NASA researchers have not found any evidence that the hypothesized elusive object "Planet X' exists.
It has been suggested that this phantom, also dubbed "Nemesis" and "Tyche," orbits farther out than Pluto, a NASA Jet Propulsion Laboratory news release reported.
The researchers looked at WISE data that covers the entire sky in infrared light and were not able to find evidence of the planet. The data suggests no planet the size of Saturn or larger exists at a distance of 10,000 astronomical units and no Jupiter-sized planet is present at 26,000 au.
"The outer solar system probably does not contain a large gas giant planet, or a small, companion star," Kevin Luhman of the Center for Exoplanets and Habitable Worlds at Penn State University, said in the news release.
While the study failed to discover an unknown planet orbiting in our solar system, it did help uncover a number of stars and brown dwarfs in neighboring regions.
"Neighboring star systems that have been hiding in plain sight just jump out in the WISE data," Ned Wright of the University of California, Los Angeles, the principal investigator of the mission, said in the news release.
The WISE study found "3,525 stars and brown dwarfs within 500 light-years of our sun," the news release reported.
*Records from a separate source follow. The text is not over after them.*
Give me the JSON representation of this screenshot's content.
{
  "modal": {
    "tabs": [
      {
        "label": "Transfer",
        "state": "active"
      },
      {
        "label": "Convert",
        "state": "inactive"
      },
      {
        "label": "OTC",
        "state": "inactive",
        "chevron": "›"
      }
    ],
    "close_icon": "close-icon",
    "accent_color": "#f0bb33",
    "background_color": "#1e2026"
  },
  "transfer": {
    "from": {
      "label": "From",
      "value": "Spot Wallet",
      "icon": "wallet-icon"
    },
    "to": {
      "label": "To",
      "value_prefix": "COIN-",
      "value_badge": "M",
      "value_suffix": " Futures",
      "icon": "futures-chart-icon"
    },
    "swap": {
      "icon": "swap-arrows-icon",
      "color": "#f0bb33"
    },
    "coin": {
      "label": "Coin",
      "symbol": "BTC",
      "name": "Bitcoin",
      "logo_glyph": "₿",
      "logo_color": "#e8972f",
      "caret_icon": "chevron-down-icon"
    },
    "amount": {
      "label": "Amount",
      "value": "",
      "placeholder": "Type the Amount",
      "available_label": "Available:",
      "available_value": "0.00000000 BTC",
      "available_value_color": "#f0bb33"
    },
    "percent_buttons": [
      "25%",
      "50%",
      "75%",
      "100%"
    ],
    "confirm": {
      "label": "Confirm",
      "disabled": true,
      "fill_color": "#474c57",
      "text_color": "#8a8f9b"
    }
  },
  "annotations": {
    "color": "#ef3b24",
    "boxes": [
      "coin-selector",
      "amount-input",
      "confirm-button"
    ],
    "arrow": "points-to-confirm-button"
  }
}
"We're finding objects that were totally overlooked before," Davy Kirkpatrick of NASA's Infrared and Processing Analysis Center at the California Institute of Technology said in the news release.
The idea of Planet X came from a suspected "regular timing" of mass extinctions. Some have speculated that an undiscovered planet could sweep through an outer band of comets and send them hurtling towards Earth.
"We think there are even more stars out there left to find with WISE. We don't know our own sun's backyard as well as you might think," Wright said.